Our products and services?
Those all have systems around them as well. For example, WebinarOnFire was built by myself and John over 2 days of 100% focused work on creating video tutorials, setting up the site and creating a buyers campaign.
Instead of approaching it with no organization, we sat down, walked through the process of creating and presenting a Webinar, and then listed out every step of the way. By the end of that conversation, we had our membership site wireframe.
By having systems in place, you can ensure that your time is maximized and that you’re running your business as efficiently as possible.
Knowing when to outsource
When you’re an entrepreneur, it’s easy to want to do everything yourself. Even when you really don’t want to do something yourself, you still try to find ways to do it.
It’s important to learn how to let go because it’s the only way you’re going to grow your business.
Knowing what types of tasks to outsource and which ones to wrestle with until you figure them out on your own is the key to the next part: efficiently and effectively leveraging your time and skills.
Leveraging time and skills
John and I run EntrepreneurOnFire with a very lean mindset. We leverage our time and skills to the best of our ability not sometimes, but all the time.
An example? If all it takes is me and John both waking up 1 hour earlier every day to give us an additional 60 hours a month, then that’s a lot of time for a very small sacrifice.
Educating ourselves is another example: we could pay someone to create opt in pages for us every time we need one, but why not watch a handful of video tutorials and learn how to do it ourselves? The time we’ll exchange here is well worth our ability to take care of this task ourselves (or delegate it to one of our VA’s) whenever we need it.
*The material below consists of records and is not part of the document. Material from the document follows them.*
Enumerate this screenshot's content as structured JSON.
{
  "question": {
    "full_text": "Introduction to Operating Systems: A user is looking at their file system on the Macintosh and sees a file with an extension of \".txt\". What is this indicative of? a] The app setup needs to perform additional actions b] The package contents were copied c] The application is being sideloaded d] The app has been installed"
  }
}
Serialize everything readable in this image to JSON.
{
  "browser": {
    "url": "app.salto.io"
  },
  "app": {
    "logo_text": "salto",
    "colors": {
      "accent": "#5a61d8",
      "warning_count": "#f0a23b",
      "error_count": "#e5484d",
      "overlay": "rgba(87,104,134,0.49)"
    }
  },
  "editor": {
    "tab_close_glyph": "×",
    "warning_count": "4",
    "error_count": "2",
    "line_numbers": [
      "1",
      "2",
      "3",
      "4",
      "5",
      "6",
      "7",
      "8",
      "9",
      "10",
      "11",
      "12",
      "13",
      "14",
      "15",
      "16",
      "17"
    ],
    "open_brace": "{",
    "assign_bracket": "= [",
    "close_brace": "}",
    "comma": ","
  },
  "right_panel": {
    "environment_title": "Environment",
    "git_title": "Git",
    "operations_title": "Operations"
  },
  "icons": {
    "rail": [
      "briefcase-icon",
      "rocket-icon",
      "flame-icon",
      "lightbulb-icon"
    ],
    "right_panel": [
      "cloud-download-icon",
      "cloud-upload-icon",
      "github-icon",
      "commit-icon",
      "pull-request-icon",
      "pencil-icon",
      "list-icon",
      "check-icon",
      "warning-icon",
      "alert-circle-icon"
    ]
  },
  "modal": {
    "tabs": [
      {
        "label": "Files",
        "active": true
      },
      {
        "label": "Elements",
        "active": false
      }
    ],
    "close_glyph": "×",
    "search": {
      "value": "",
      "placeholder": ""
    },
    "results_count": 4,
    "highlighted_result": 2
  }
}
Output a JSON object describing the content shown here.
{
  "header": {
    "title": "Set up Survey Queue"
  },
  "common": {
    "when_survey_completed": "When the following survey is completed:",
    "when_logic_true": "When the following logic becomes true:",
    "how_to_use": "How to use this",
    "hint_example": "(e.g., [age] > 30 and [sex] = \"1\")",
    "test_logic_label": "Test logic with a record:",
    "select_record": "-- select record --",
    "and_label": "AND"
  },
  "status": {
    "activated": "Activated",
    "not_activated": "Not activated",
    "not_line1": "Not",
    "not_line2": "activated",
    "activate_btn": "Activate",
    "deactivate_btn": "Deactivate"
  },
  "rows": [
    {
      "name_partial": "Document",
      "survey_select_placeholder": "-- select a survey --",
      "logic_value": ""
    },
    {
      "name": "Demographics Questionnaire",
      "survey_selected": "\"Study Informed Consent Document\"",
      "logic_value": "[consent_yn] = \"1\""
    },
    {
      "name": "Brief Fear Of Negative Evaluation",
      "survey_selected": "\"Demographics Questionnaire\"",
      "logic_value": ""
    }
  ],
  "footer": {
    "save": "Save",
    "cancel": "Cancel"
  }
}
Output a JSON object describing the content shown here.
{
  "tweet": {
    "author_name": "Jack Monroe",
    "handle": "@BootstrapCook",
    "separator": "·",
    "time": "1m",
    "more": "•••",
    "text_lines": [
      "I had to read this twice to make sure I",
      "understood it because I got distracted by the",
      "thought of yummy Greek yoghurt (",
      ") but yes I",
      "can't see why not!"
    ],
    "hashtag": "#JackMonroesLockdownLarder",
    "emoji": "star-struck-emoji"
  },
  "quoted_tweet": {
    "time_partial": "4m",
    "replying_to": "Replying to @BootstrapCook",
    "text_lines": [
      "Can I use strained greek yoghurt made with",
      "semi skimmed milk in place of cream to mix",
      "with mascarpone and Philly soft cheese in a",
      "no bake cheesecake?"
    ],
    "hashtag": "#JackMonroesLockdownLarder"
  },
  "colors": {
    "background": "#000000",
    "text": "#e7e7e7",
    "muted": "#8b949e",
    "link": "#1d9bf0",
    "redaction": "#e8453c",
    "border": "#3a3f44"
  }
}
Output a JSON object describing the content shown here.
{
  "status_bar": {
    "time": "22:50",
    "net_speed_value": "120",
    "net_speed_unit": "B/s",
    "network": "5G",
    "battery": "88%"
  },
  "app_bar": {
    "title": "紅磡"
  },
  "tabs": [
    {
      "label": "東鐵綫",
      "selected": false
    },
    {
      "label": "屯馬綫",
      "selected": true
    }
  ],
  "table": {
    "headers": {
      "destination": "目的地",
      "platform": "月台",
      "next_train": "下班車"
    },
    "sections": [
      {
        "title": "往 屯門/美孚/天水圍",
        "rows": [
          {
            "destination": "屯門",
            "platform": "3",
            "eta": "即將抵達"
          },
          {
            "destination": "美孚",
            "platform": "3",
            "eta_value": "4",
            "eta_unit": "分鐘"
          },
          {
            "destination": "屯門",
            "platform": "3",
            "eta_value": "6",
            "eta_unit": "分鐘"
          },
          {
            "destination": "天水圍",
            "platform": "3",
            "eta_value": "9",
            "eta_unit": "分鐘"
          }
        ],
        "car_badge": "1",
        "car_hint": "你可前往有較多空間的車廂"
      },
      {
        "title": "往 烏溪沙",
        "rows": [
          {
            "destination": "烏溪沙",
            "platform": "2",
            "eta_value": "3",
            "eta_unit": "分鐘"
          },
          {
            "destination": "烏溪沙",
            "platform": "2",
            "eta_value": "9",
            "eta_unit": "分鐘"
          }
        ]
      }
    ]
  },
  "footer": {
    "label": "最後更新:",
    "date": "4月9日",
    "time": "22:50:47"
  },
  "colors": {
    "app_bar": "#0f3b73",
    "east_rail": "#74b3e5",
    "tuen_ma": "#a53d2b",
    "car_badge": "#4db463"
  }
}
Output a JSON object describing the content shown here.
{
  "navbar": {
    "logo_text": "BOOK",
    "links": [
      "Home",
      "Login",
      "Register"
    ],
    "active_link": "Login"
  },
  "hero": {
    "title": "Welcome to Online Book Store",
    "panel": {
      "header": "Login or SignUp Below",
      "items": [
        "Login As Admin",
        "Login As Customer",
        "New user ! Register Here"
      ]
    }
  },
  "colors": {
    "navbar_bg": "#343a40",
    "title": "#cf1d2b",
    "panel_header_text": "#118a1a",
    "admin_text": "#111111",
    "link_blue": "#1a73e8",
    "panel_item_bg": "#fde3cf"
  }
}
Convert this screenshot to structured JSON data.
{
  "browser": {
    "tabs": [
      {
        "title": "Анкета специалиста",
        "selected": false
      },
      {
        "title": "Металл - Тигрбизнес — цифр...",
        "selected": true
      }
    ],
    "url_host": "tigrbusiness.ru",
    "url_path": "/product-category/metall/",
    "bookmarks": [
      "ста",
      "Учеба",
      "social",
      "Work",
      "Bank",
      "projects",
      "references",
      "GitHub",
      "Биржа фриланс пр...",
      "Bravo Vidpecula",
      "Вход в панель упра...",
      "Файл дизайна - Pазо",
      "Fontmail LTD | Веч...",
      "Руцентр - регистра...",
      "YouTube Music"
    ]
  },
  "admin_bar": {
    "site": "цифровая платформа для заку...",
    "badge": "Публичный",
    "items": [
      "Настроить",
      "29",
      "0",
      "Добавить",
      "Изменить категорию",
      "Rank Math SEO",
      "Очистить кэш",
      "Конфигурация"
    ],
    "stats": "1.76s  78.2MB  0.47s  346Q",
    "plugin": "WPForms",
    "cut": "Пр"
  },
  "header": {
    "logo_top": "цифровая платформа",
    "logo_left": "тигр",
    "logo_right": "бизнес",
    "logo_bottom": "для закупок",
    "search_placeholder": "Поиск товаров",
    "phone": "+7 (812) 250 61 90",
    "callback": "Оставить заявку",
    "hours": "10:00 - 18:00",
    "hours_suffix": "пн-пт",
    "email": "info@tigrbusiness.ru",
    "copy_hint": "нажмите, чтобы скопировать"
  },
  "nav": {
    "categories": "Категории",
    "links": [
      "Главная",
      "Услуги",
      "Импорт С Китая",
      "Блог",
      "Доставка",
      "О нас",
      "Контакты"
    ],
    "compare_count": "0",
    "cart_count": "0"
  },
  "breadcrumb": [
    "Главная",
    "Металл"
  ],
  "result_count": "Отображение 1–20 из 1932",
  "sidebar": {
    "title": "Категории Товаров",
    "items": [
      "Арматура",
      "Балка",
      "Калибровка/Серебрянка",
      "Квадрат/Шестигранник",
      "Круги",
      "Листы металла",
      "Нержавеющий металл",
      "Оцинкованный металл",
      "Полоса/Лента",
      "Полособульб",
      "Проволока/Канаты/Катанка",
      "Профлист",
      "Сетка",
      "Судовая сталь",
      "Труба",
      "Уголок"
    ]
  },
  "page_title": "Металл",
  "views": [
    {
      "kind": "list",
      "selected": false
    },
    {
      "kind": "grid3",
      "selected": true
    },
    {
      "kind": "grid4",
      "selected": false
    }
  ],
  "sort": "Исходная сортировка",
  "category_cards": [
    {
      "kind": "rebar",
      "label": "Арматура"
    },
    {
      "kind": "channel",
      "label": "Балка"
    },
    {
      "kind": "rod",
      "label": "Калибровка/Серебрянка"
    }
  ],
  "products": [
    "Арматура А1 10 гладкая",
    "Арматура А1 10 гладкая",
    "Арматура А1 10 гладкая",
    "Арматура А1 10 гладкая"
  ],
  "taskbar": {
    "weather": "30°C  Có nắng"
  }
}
If you figure it takes you 4 hours to learn how to create a page using Optimize Press, and it costs you a one-time fee of $300 to purchase the pro plugin, then isn’t that a lot more efficient than emailing someone else every time you want a page, waiting for them to get back to you, spending time communicating what you’re looking for, and paying them an hourly rate that is probably upwards of $100 to do it for you?
Setting up a model that works for you is an important step when you’re building and growing your business. What you spend your money on, and how you spend it, can be the difference between increasing revenue and losing out on revenue.
And this goes both ways: if you check out our income reports, then you’ll see that our expenses definitely increase as our income increases. The more products and services we create, the more support and resources we need to ensure they continue to be top notch.
Keeping focus on your WHY – on what matters most – has been our goal since the very beginning, and our WHY is not to make and spend money, it’s to inspire others to create the life they want to be living.